Пушкин обратил внимание на своего рода тайну. Он рассказал, что в конце июля 1774 года, то есть всего за несколько недель до ареста, Пугачев, «окруженный отовсюду войсками правительства, не доверяя своим сообщникам… уже думал о своем спасении; цель его была: пробраться за Кубань или в Персию». Но, как это ни странно, «никогда мятеж не свирепствовал с такою силою. Возмущение переходило от одной деревни к другой, от провинции к провинции… Составлялись отдельные шайки… и каждая имела у себя своего Пугачева…» Словом, «русский бунт» – это по сути своей не чье-либо конкретное действие, но своего рода состояние, вдруг захватившее весь народ, – ничему и никому не подчиняющаяся стихия, подобная лесному пожару…
Безудержный «русский бунт» вызывал и вызывает совершенно разные «оценки». Одни усматривают в нем проявление беспрецедентной свободы, извечно присущей (хотя и не всегда очевидной) России, другие, напротив, – выражение ее «рабской» природы: «бессмысленность» бунта свойственна, мол, заведомым рабам, которые даже и в восстании не способны добиваться удовлетворения конкретных практических интересов (как это делают, скажем, западноевропейские повстанцы) и бунтуют, в сущности, только ради самого бунта…

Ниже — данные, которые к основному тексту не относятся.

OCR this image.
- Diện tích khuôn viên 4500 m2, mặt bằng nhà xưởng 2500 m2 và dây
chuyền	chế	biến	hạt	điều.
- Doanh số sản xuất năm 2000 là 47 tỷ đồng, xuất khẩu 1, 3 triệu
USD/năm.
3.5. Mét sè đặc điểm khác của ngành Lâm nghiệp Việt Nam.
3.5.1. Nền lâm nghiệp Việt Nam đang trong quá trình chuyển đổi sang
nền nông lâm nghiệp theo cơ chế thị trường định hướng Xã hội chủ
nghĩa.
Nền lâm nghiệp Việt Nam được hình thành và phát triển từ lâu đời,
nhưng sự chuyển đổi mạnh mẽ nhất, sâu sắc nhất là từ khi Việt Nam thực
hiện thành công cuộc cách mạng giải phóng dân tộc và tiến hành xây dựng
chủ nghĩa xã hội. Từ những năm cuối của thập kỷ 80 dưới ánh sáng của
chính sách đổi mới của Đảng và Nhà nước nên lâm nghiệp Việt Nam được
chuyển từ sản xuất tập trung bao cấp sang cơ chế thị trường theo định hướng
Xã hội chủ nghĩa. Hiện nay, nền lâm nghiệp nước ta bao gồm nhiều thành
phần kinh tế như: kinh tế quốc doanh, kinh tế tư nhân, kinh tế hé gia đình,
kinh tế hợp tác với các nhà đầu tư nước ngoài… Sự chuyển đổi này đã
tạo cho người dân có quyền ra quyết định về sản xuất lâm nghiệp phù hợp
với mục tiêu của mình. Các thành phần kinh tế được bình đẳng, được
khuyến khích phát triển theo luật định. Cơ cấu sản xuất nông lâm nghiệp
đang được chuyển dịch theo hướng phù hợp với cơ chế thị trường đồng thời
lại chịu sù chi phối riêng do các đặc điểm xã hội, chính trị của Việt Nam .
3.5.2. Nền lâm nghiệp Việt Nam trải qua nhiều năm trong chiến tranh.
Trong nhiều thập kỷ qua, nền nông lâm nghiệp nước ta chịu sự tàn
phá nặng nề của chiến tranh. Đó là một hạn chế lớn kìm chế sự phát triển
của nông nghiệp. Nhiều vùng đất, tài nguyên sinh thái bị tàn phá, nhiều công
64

Но подобные одноцветные оценки столь грандиозных национально-исторических явлений вообще не заслуживают серьезного внимания, ибо характеризуют лишь настроенность тех, кто эти оценки высказывает, а не сам оцениваемый «предмет». События, которые так или иначе захватывают народ в целом, с необходимостью несут в себе и зло, и добро, и ложь, и истину, и грех, и святость…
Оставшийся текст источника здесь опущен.